Je crois pouvoir dire que, nous fréquentant et nous observant sans cesse, jetant des ponts au-dessus des différences de fortune et de classe, il nous connaissait, nous, les petits, mieux qu’aucun des hommes de son monde. Pour un lecteur d’aujourd’hui les barrières sociales font partie de l’Histoire, la portée universelle de La Recherche met sur le même plan la servante et la duchesse, toutes deux soumises aux lois de leur milieu et de leur temps, c’est le miracle et le charme du livre »
L’oeuvre de Marcel Proust a quelque chose de magique qu’elle doit au pouvoir des mots, à la phrase qui fait entendre la voix de celui qui écrit, au rythme complexe et savant. Mais il mène sa recherche du temps perdu avec rigueur et méthode :
Marcel Proust était le contraire d’un illusionniste, il était un homme de science, un savant dans un laboratoire, un photographe qui cherche le meilleur liquide révélateur pour tirer la meilleure épreuve possible des réalités qu’il a enfermées dans son appareil. La magie de celui qui nous parlait était son pouvoir de transformer de simples mots en images vivantes… »

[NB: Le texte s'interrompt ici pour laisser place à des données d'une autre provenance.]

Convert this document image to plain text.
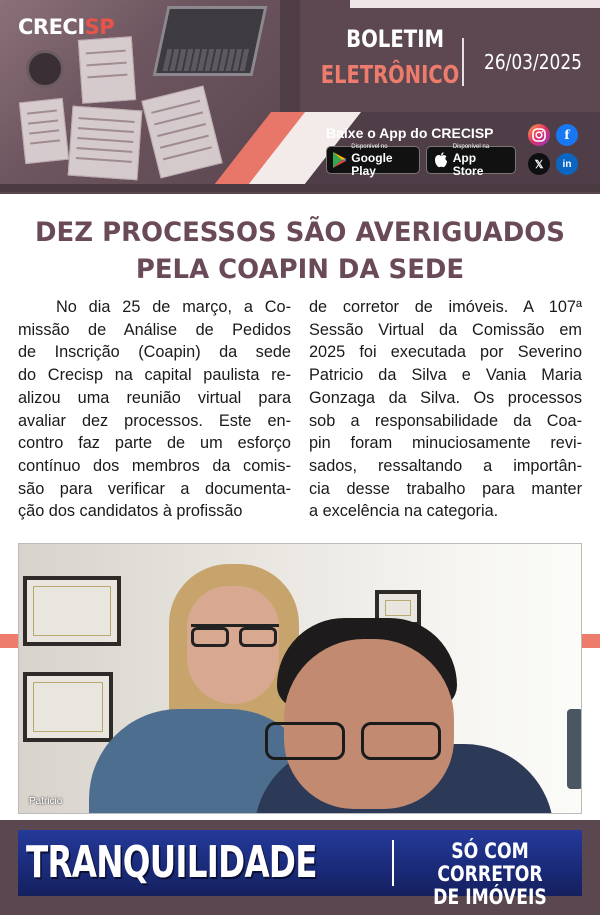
CRECISP	BOLETIM
ELETRÔNICO 26/03/2025
Baixe o App do CRECISP
Disponível no
Google Play
Disponível na
App Store
f
𝕏	in
DEZ PROCESSOS SÃO AVERIGUADOS
PELA COAPIN DA SEDE
No dia 25 de março, a Co-
missão de Análise de Pedidos
de Inscrição (Coapin) da sede
do Crecisp na capital paulista re-
alizou uma reunião virtual para
avaliar dez processos. Este en-
contro faz parte de um esforço
contínuo dos membros da comis-
são para verificar a documenta-
ção dos candidatos à profissão
de corretor de imóveis. A 107ª
Sessão Virtual da Comissão em
2025 foi executada por Severino
Patricio da Silva e Vania Maria
Gonzaga da Silva. Os processos
sob a responsabilidade da Coa-
pin foram minuciosamente revi-
sados, ressaltando a importân-
cia desse trabalho para manter
a excelência na categoria.
Patricio
TRANQUILIDADE	SÓ COM CORRETOR
DE IMÓVEIS
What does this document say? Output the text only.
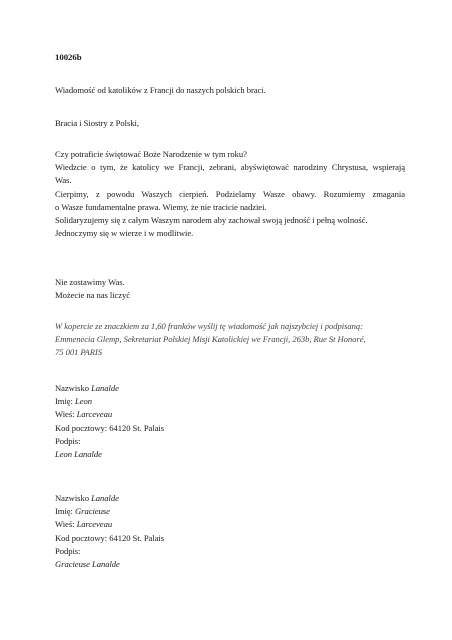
10026b
Wiadomość od katolików z Francji do naszych polskich braci.
Bracia i Siostry z Polski,
Czy potraficie świętować Boże Narodzenie w tym roku?
Wiedzcie o tym, że katolicy we Francji, zebrani, abyświętować narodziny Chrystusa, wspierają
Was.
Cierpimy, z powodu Waszych cierpień. Podzielamy Wasze obawy. Rozumiemy zmagania
o Wasze fundamentalne prawa. Wiemy, że nie tracicie nadziei.
Solidaryzujemy się z całym Waszym narodem aby zachował swoją jedność i pełną wolność.
Jednoczymy się w wierze i w modlitwie.
Nie zostawimy Was.
Możecie na nas liczyć
W kopercie ze znaczkiem za 1,60 franków wyślij tę wiadomość jak najszybciej i podpisaną:
Emmenecia Glemp, Sekretariat Polskiej Misji Katolickiej we Francji, 263b, Rue St Honoré,
75 001 PARIS
Nazwisko Lanalde
Imię: Leon
Wieś: Larceveau
Kod pocztowy: 64120 St. Palais
Podpis:
Leon Lanalde
Nazwisko Lanalde
Imię: Gracieuse
Wieś: Larceveau
Kod pocztowy: 64120 St. Palais
Podpis:
Gracieuse Lanalde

Noël, un personnage du peuple
Enfants au travail en usine |
Ce que j’ai apprécié aussi dans ce livre, c’est que le personnage romanesque, Noël, a du caractère, une personnalité. Il n’est pas seulement un faire valoir de Proust. Il existe en tant que représentant d’une classe sociale pauvre et exploitée. Le narrateur vieillissant se livre d’ailleurs à une analyse de la société du début du XX siècle et montre que le déterminisme social n’était jamais remis en cause à cette époque et était encore plus implacable que maintenant.

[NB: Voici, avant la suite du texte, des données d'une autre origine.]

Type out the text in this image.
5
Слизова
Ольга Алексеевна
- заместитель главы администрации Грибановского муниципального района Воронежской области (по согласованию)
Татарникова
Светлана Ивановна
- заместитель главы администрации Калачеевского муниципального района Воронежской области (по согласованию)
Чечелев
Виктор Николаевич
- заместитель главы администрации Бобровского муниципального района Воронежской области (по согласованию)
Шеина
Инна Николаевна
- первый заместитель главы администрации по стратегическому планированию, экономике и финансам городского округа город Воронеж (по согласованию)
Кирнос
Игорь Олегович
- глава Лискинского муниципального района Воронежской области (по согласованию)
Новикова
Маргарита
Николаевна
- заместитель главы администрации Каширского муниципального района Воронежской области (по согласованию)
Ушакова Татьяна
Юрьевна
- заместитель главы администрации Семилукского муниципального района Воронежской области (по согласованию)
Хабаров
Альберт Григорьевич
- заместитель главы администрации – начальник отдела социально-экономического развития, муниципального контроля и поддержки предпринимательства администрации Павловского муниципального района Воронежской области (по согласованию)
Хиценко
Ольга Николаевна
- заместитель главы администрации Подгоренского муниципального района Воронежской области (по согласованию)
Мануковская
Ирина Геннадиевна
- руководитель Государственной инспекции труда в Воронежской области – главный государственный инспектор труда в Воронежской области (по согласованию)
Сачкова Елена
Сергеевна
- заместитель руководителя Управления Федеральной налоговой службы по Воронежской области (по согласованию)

Mais Noël existe aussi comme individu ayant reçu une belle éducation populaire, son grand père lui raconte la Révolution française, Victor Hugo, et lui fait aimer la devise française, Liberté, égalité, fraternité, il lui fait donner des cours de musique par un de ses amis, qui n’est autre que Charpentier ; sa mère lui enseigne l’honnêteté, la politesse sans bassesse, elle le pousse à s’émanciper, à saisir sa chance par le travail. Les joutes oratoires entre le garçon et le maître sont amusantes car si l’élève raisonne bien, il fait des fautes de grammaire et l’apprentissage de la négation devient un moyen pour l’enfant de marquer subtilement, soit sa bonne volonté, soit sa désapprobation. Le jeune homme refuse de se laisser humilier même par quelqu’un qu’il admire et qu’il aime. Il y a une scène très belle qui éclaire, à la fois, le caractère de Proust et celui de Noël. Marcel Proust souffre, aussi bien en amitié qu’en amour, d’une jalousie féroce, ce qui déclenche une crise violente au cours de laquelle il insulte son jeune ami. La réponse de Noël est une leçon de dignité que l’écrivain accepte humblement (mais pas trop !) en reconnaissant ses torts..
Enfin, Noël, en tant que fils du peuple travaillant dès son plus jeune âge, dans une société qui ne protège pas les enfants, a déjà eu à subir des propositions d’hommes plus âgés, qu’il toujours refusées. S’il se méfie, au début, de l’amitié de Marcel Proust, celle-ci sera sans équivoque, même si le thème de l’homosexualité, comme dans La Recherche, est très présent dans ce roman.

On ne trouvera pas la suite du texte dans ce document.